Hinrikus told the BBC, “We came to London because of a great environment for entrepreneurship and because of a regulatory system that gives access to 500 million people in Europe.
The loss of passporting rights, which provide EU companies unfettered access to all others in the bloc, mean the fintech firm is heading into mainland Europe by 2019.
Different message from the government
However, the conference also featured the UK government, which took a different tone on Brexit. Closing speech to the event was made by Liam Fox, Secretary for International Trade, who said, “Never before have prospects been so great. Never before has investment in the industry been so attractive.”
Fox made it clear the government would continue to back fintech industry and ensure the country remains attractive for this industry, which generates around £6.6 (around $8.3) billion in revenue each year. The sector also employs over 1.2 million people.

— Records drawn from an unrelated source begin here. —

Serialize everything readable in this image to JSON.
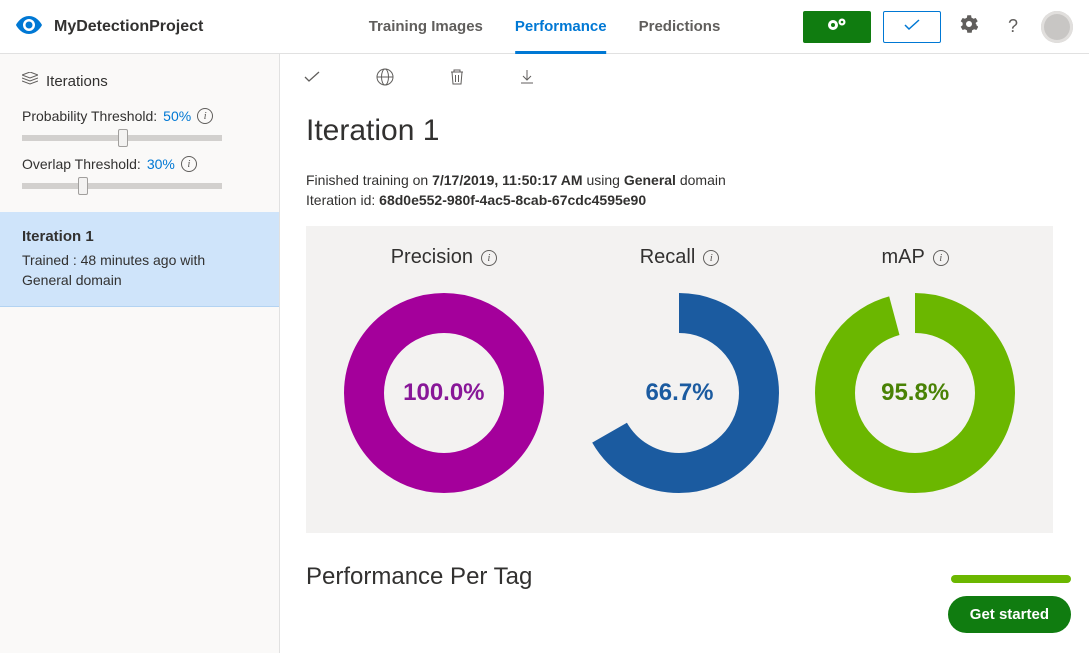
{
  "header": {
    "project_title": "MyDetectionProject",
    "tabs": [
      {
        "label": "Training Images",
        "active": false
      },
      {
        "label": "Performance",
        "active": true
      },
      {
        "label": "Predictions",
        "active": false
      }
    ]
  },
  "sidebar": {
    "iterations_label": "Iterations",
    "prob_threshold_label": "Probability Threshold:",
    "prob_threshold_value": "50%",
    "overlap_threshold_label": "Overlap Threshold:",
    "overlap_threshold_value": "30%",
    "selected_iteration": {
      "title": "Iteration 1",
      "subtitle": "Trained : 48 minutes ago with General domain"
    }
  },
  "main": {
    "heading": "Iteration 1",
    "finished_prefix": "Finished training on ",
    "finished_datetime": "7/17/2019, 11:50:17 AM",
    "finished_using": " using ",
    "finished_domain": "General",
    "finished_suffix": " domain",
    "iteration_id_label": "Iteration id: ",
    "iteration_id": "68d0e552-980f-4ac5-8cab-67cdc4595e90",
    "metrics": {
      "precision": {
        "label": "Precision",
        "value_text": "100.0%",
        "value": 100.0,
        "color": "#a4009b"
      },
      "recall": {
        "label": "Recall",
        "value_text": "66.7%",
        "value": 66.7,
        "color": "#1b5ba0"
      },
      "map": {
        "label": "mAP",
        "value_text": "95.8%",
        "value": 95.8,
        "color": "#6bb700"
      }
    },
    "perf_per_tag_heading": "Performance Per Tag",
    "get_started_label": "Get started"
  },
  "chart_data": [
    {
      "type": "pie",
      "title": "Precision",
      "categories": [
        "value",
        "remainder"
      ],
      "values": [
        100.0,
        0.0
      ],
      "ylim": [
        0,
        100
      ]
    },
    {
      "type": "pie",
      "title": "Recall",
      "categories": [
        "value",
        "remainder"
      ],
      "values": [
        66.7,
        33.3
      ],
      "ylim": [
        0,
        100
      ]
    },
    {
      "type": "pie",
      "title": "mAP",
      "categories": [
        "value",
        "remainder"
      ],
      "values": [
        95.8,
        4.2
      ],
      "ylim": [
        0,
        100
      ]
    }
  ]
}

According to Fox, the government is “committed to maintaining this environment, supporting new businesses and facilitating global market access for British companies.”
The government isn’t the only ones who believe in the UK’s continued success as a global fintech hub. Samir Desai, the co-founder and head of Funding Circle, was quoted in Bloomberg stating, “It’s [London] still a great place to start a company. You have the ecosystem, the talent, and the support of the government.”
Hinrikus wasn’t all doom and gloom either. He pointed out to the optimism of entrepreneurs and concluded, “Fix talent and everything else will fall into place.”
As Brexit negotiations haven’t yet fully gotten underway, fintech companies will continue to operate in an uncertain environment in the UK. This could mean some of them pack their bags and consider setting up elsewhere in Europe.